April is National Poetry Month

Since 1996, the Academy of American Poets has been celebrating April as National Poetry Month. And while poetry probably isn’t the first thing that springs to mind when you think about the Bentley Library’s collections, the library does own plenty of books of and about poetry; a recent catalog search for the word “poems” yielded almost 1500 results. Almost all of those books can be found on the second floor, from our most recent acquisitions — St. Lucian poet Derek Walcott’s latest book White Egrets and a new definitive edition of Massachusetts native Elizabeth Bishop’s collected poems — to classic favorites like Shakespeare’s sonnets and the complete poems of Emily Dickinson.

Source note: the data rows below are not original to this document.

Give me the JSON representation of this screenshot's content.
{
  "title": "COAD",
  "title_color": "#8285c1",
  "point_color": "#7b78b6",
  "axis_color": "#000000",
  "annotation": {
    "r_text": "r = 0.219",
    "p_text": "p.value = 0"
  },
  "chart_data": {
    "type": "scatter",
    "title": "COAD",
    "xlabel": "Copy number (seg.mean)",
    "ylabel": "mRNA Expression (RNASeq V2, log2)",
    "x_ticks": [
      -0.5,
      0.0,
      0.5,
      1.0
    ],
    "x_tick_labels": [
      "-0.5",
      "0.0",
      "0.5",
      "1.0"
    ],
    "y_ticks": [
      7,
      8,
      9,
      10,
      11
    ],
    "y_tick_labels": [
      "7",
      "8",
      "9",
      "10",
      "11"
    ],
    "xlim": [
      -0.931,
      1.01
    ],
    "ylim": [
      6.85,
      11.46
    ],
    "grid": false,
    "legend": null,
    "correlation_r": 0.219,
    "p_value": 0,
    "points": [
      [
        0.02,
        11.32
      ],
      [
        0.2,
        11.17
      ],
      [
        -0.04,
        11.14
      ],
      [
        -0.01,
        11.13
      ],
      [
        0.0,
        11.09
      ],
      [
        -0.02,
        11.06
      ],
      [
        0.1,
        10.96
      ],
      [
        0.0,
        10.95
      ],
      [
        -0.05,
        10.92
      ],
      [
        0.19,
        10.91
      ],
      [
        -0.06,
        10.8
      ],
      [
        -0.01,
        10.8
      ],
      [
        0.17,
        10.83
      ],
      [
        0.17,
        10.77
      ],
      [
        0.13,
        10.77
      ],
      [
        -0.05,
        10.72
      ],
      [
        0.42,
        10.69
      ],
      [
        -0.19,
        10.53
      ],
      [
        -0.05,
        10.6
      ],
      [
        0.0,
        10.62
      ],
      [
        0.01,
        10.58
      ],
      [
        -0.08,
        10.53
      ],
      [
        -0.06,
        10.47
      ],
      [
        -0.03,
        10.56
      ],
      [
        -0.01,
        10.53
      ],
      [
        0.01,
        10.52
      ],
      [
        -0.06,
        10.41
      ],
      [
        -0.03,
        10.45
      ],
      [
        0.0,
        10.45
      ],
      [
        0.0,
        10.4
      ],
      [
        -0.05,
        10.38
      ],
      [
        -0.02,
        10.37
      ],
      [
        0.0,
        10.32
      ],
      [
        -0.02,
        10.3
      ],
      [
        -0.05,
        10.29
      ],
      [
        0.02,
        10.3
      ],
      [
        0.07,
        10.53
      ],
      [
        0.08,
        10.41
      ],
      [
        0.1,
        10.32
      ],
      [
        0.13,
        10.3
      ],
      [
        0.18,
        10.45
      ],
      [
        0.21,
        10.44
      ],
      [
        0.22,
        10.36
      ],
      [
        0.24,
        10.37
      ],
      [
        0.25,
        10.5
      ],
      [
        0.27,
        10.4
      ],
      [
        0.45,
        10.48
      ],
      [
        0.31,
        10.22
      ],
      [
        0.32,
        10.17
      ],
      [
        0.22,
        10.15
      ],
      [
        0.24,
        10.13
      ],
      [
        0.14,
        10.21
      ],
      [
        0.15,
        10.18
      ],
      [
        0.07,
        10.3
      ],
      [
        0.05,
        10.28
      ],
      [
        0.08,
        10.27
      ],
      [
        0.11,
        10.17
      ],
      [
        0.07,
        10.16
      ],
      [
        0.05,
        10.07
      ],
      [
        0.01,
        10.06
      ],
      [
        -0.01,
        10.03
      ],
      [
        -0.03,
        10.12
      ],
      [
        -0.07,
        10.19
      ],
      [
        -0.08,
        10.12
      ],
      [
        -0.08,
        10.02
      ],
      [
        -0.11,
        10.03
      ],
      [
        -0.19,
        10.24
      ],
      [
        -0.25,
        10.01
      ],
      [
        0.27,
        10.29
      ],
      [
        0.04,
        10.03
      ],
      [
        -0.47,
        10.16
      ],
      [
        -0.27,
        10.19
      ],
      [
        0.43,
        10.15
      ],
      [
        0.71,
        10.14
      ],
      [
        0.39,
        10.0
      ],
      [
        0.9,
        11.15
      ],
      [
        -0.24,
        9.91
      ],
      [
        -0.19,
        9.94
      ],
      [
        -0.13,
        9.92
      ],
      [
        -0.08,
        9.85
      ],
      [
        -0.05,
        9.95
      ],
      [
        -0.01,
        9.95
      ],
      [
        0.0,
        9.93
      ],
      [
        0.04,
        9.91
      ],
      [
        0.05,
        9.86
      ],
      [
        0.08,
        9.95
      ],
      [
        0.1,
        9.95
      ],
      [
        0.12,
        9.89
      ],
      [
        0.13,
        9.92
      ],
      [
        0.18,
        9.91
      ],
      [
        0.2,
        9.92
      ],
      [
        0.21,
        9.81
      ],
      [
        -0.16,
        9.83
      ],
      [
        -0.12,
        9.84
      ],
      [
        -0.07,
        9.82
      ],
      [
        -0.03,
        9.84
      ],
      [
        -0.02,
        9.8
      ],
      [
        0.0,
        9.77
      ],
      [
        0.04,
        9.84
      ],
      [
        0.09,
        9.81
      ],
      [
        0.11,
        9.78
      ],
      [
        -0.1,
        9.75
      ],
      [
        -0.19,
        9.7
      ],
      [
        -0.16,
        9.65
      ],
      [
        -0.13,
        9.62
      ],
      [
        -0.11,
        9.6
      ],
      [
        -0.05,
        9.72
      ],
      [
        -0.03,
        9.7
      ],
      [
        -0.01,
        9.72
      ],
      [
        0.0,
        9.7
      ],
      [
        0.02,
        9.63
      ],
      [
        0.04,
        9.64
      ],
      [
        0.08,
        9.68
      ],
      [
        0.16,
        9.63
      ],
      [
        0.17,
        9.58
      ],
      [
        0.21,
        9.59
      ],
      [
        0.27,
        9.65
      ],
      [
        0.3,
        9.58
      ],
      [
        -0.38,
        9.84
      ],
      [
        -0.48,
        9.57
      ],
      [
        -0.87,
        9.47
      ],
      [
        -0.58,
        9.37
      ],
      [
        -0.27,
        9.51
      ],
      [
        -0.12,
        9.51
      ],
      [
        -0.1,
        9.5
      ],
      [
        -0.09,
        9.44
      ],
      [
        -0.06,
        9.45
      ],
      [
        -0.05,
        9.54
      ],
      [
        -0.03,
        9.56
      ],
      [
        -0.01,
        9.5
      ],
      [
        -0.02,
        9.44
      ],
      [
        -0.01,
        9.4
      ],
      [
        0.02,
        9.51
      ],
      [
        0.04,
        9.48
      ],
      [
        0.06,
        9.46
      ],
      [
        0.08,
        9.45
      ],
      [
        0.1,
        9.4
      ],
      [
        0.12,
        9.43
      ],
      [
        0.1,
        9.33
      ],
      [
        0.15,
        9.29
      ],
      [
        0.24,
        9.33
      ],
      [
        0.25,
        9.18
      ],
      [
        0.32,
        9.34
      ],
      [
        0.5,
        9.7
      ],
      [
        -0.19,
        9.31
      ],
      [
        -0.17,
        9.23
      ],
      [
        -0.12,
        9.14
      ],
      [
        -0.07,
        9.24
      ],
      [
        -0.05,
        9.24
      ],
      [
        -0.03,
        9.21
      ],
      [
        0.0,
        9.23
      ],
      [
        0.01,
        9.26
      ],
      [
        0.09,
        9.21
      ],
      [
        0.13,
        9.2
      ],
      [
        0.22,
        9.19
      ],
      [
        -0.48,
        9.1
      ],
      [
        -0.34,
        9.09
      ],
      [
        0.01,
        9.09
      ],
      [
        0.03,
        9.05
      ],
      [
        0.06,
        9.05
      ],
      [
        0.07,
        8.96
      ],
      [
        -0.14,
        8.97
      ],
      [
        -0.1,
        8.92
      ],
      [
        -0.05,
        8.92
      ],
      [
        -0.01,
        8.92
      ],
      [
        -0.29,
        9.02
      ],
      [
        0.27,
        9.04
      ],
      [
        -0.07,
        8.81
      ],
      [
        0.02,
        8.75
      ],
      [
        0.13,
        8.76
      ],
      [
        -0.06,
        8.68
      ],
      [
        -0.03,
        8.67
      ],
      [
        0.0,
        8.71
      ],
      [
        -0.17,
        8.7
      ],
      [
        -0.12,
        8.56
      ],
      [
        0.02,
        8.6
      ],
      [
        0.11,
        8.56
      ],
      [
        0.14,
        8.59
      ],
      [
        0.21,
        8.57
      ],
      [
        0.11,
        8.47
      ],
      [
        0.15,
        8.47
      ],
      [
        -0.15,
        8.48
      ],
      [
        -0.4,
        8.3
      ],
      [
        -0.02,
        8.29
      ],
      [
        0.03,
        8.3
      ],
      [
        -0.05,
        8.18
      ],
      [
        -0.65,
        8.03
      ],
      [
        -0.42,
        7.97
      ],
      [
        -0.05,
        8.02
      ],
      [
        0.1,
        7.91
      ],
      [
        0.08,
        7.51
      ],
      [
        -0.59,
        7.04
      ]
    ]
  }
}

Don’t know where to start? Try the Poetry Foundation’s website, where you can explore poems by topics like friendship or pets, or read their Poem of the Day. If you’re new to poetry, you might also be interested in Emily Gould’s short article “Independent Study,” which details one poetry newbie’s foray into the genre. Or check out the official National Poetry Month website, which includes a national Poetry Map of Events for April.

And for the moment, enjoy the beginning of a poem from the new Elizabeth Bishop book mentioned above. The poem’s title is, sadly, appropriate for this particular April: “A Cold Spring.”

“A cold spring:
the violet was flawed on the lawn.
For two weeks or more the trees hesitated;
the little leaves waited,
carefully indicating their characteristics.
Finally a grave green dust
settled over your big and aimless hills.”

(In Bishop, Elizabeth. Poems. New York: Farrar, Straus, and Giroux, 2011, page 55).